Side Eye AI: Extracting Audio from Silent Images and Videos

In a remarkable fusion of science fiction and reality, scientist Kevin Fu and his team at Northeastern University have brought the concept of extracting audio from static images to life through the power of artificial intelligence (AI).

Their groundbreaking creation, known as Side Eye, is a machine learning tool that has pushed the boundaries of image analysis. With Side Eye, a still image can reveal the gender of the speaker in the room where the photo was taken, transcribe spoken words, and even pinpoint the location. Remarkably, this tool can also be applied to muted videos, unlocking a world of hidden audio content.

Fu describes Side Eye’s potential by posing a scenario where someone records a TikTok video, mutes it, and adds music. The curiosity arises: what were they actually saying?

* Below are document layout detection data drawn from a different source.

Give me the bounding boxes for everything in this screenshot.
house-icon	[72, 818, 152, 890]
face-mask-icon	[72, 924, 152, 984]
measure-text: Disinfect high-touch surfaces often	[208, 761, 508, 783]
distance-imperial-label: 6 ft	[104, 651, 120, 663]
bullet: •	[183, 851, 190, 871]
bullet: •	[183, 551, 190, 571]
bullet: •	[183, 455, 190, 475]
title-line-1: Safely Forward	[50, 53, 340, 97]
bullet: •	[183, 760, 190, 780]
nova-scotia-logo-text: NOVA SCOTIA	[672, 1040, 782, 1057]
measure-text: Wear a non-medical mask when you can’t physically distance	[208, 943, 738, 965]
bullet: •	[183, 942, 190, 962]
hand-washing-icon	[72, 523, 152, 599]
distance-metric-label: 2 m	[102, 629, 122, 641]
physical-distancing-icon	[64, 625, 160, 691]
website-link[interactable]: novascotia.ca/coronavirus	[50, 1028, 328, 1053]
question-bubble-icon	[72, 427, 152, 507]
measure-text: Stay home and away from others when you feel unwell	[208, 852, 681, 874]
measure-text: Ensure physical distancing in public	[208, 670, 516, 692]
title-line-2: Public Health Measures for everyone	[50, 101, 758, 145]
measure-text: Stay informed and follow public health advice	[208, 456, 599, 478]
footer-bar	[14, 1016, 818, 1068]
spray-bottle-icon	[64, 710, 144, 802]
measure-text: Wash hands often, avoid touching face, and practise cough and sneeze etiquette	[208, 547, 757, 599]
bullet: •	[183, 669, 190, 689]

Side Eye can uncover these hidden dialogues and shed light on off-camera conversations, adding a new dimension to multimedia analysis.

The magic behind Side Eye lies in its ability to harness image stabilization technology found in most smartphone cameras. These cameras utilize springs submerged in liquid to stabilize images, compensating for the photographer’s shaky hand.

When someone speaks close to the camera lens during a photo, it generates subtle vibrations in the springs, altering the path of light. Side Eye capitalizes on this by extracting audio frequencies from these vibrations, made possible by the rolling shutter technique employed in most cameras.

This innovative technology, however, comes with both promise and peril. While Side Eye is still in its early stages and requires extensive training data to reach its full potential, its misuse could pose significant cybersecurity threats.

On the flip side, in the right hands and with further advancements, Side Eye could serve as a powerful digital tool for law enforcement agencies, aiding in crime investigations by providing valuable digital evidence. As this AI-driven tool evolves, it opens up new possibilities and challenges, reshaping the way we analyze and interpret visual content.